B&N.com: Is it true there is a movie in the works?

EH: Yes, it was optioned for film even before it was offered to publishers as a book. The screenplay is almost done.

B&N.com: Rhapsody is a massive fantasy novel -- in size and in scope. How many volumes do you see your series spanning? When can we expect Volume No. 2?

EH: Volume Two of the trilogy, Prophecy: Child of Earth,, is due out in July 2000. It's complete and in the process of minor revisions right now, so I don't expect any significant delays unless I get a hernia carrying it to the post office.

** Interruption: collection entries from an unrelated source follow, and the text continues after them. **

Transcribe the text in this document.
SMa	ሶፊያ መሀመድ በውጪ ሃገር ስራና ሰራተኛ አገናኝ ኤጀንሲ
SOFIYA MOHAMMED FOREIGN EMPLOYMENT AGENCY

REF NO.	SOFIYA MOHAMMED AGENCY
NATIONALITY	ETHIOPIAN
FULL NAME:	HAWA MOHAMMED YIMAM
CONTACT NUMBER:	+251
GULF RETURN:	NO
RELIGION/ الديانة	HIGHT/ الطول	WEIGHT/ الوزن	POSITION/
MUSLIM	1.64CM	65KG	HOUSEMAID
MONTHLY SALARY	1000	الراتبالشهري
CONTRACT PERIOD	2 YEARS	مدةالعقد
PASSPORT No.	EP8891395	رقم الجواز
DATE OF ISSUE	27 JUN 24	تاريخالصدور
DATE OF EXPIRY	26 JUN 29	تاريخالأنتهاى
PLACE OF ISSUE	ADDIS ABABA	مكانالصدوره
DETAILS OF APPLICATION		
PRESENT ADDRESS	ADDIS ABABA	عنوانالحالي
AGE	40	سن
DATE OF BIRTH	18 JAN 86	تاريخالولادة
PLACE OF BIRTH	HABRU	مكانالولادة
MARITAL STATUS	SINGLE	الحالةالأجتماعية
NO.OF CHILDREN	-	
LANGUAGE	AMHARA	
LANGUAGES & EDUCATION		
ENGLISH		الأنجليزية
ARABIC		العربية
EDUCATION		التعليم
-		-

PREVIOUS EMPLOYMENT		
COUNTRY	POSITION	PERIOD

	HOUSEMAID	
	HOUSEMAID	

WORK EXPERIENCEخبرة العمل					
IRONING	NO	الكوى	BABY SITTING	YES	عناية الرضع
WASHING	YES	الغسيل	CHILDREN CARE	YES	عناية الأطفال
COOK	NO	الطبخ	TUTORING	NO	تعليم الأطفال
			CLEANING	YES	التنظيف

Part of the development of the Rhapsody trilogy was the mapping out of the world's history from its formation to its destruction. I wrote it with a time line; if the beginning of the world is zero on the time line, and the farthest event I could envision is ten, Rhapsody takes place approximately at six. I know what came before this era, and what will follow it.

Because this story is a history, it has many epochs to it, eras of time which are distinct stories. The trilogy that began with Rhapsody will offer a definitive conclusion to this story at the end of the third volume. I'm an impatient reader myself, and I need some points of conclusion in a story, so I can't see myself writing a completely open-ended series with the same characters going through a series of new adventures each time. That being said, there are eras both before and after this trilogy that I would love to explore. The surviving characters from this trilogy do have future stories. Also extremely interesting to me is the exploration of the stories that precede the trilogy -- the events that are history to the people in Rhapsody. All of this depends, of course, on the readers.

B&N.com: Thank you for taking the time to answer our questions, Elizabeth. Tons of luck with Rhapsody.

EH: Thank you. I appreciate your time and the opportunity.